The above should all be a single line in the config. It will replace any JSESSIONID cookies domain attribute with ".example.com". If a JSESSIONID cookie does not contain a domain attribute, then the pattern will add one with a value of ".example.com". As a bonus, this solution does not suffer from the double JSESSION cookies problem of the valves.
The pattern should work with multiple cookies in the Set-Cookie header without affecting the other cookies in the header. It should also be modifiable to work with other cookies by changing JSESSIONID in the first part of the pattern to what ever cookie name you desire.
I am not reg-ex power user, so I am sure there are a couple of optimisations that could be made to the pattern, but it seems to be working for us so far.
I will update this post if I find any bugs with the pattern. Hopefully this will stop a few of you from having to go through the last couple of days worth of frustrations as I did.
As a session (and its Id) is basically considered of value only for the issueing application, you may rather look for setting an additional cookie. Have a look at Tomcats SingleSignOnValve, providing the extra-Cookie JSESSIONIDSSO (note the ...SSO) for the server path "/" instead of "/applicationName" (as JSESSIONID cookies are usually set).
With such a Valve you may implement any interprocess communication you need in order to synchronize any state between different servers, virtual hosts or webapps on any number of tomcats/webservers/whatever.
Another reason why you cannot use tomcats session cookie for your own purposes is, that multiple webapps on the same host have different session ids. E.g. there are different cookies for "/webapp1" and "/webapp2". If you provide "/webapp1"'s cookie to "/webapp2", this wouldn't find the session you referenced, invalidate your session+cookie and set its own new one. You'd have to rewrite all of tomcats session handling to accept external session id values (bad idea securitywise) or to share a certain state among applications.
Session handling should be considered the containers (tomcats) business. Whatever else you need you should add without interfering with what the container believes is necessary to do.
I've run into this at $DAYJOB. In my case I wanted to implement SSL signon then redirect to a non SSL page.

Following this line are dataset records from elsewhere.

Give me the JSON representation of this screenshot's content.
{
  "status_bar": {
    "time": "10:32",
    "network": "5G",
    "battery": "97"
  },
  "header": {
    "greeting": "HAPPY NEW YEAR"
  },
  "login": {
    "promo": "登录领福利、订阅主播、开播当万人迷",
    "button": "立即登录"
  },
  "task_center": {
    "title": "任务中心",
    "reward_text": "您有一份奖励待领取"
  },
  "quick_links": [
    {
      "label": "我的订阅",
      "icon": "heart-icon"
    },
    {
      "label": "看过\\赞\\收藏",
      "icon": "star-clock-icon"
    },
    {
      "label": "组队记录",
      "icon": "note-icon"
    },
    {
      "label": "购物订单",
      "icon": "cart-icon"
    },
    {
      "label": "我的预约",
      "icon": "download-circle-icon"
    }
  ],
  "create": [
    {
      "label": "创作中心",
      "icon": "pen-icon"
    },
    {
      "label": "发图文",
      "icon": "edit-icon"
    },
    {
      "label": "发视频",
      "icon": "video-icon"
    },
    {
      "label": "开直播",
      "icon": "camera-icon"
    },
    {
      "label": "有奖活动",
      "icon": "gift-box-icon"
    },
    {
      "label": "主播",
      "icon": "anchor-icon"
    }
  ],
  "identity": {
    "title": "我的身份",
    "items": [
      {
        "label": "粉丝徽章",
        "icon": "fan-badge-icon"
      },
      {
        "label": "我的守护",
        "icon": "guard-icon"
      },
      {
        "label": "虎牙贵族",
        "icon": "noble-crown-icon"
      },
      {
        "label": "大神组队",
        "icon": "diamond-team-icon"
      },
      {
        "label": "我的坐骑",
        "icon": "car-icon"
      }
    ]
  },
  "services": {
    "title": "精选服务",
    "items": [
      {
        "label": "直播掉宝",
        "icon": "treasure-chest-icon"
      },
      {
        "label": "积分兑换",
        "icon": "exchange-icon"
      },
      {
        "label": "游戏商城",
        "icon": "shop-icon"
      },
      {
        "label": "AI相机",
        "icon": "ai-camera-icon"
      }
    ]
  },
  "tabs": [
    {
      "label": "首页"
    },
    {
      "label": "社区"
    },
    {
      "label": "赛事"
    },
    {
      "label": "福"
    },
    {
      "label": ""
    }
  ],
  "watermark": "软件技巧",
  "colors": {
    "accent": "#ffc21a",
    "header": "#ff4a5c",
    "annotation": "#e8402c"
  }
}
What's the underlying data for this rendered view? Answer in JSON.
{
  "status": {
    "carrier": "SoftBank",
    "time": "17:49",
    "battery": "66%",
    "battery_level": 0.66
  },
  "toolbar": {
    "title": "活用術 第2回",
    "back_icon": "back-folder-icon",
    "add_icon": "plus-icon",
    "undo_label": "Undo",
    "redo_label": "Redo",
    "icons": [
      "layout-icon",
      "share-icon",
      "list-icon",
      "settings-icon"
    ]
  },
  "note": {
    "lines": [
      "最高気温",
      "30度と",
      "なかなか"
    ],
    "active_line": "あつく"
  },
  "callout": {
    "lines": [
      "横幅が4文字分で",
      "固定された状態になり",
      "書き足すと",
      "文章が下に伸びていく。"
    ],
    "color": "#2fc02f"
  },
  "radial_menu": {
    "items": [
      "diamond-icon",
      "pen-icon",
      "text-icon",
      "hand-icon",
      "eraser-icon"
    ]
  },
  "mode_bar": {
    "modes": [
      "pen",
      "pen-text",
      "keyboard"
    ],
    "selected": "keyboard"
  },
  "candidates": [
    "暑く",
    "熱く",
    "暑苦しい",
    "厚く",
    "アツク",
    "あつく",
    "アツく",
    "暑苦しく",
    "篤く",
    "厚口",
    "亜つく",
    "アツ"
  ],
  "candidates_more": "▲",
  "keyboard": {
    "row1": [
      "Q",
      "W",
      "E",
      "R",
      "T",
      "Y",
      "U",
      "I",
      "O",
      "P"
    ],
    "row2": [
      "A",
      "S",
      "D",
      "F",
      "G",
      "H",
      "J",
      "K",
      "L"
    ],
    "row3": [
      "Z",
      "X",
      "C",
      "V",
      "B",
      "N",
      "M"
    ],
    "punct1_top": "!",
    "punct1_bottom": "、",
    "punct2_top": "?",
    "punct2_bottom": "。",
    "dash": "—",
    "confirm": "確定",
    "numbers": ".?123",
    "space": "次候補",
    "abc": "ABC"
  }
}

The core problem in tomcat is the method (from memory) SessionManager.configureSessionCookie which hard codes all the variables you would like to get access to.
I came up with a few ideas, including a particularly egregious hack using mod_headers in apache to rewrite the cookie based on regex substitution.
The definative way to solve this would be to submit a patch to the tomcat developers that adds configurable parameters to the SessionManager class.
The valve techniques do not seem to be 100% perfect. If you dare to modify Tomcat itself:
catalina.jar contains the following class: org.apache.catalina.connector.Request
The Request has a method:
configureSessionCookie(Cookie cookie)
For our environment it was best to just hardcode it, but you could do more fancy logic:
cookie.setDomain(".xyz.com");
Seems to work perfectly. Would be nice if this was configurable in tomcat.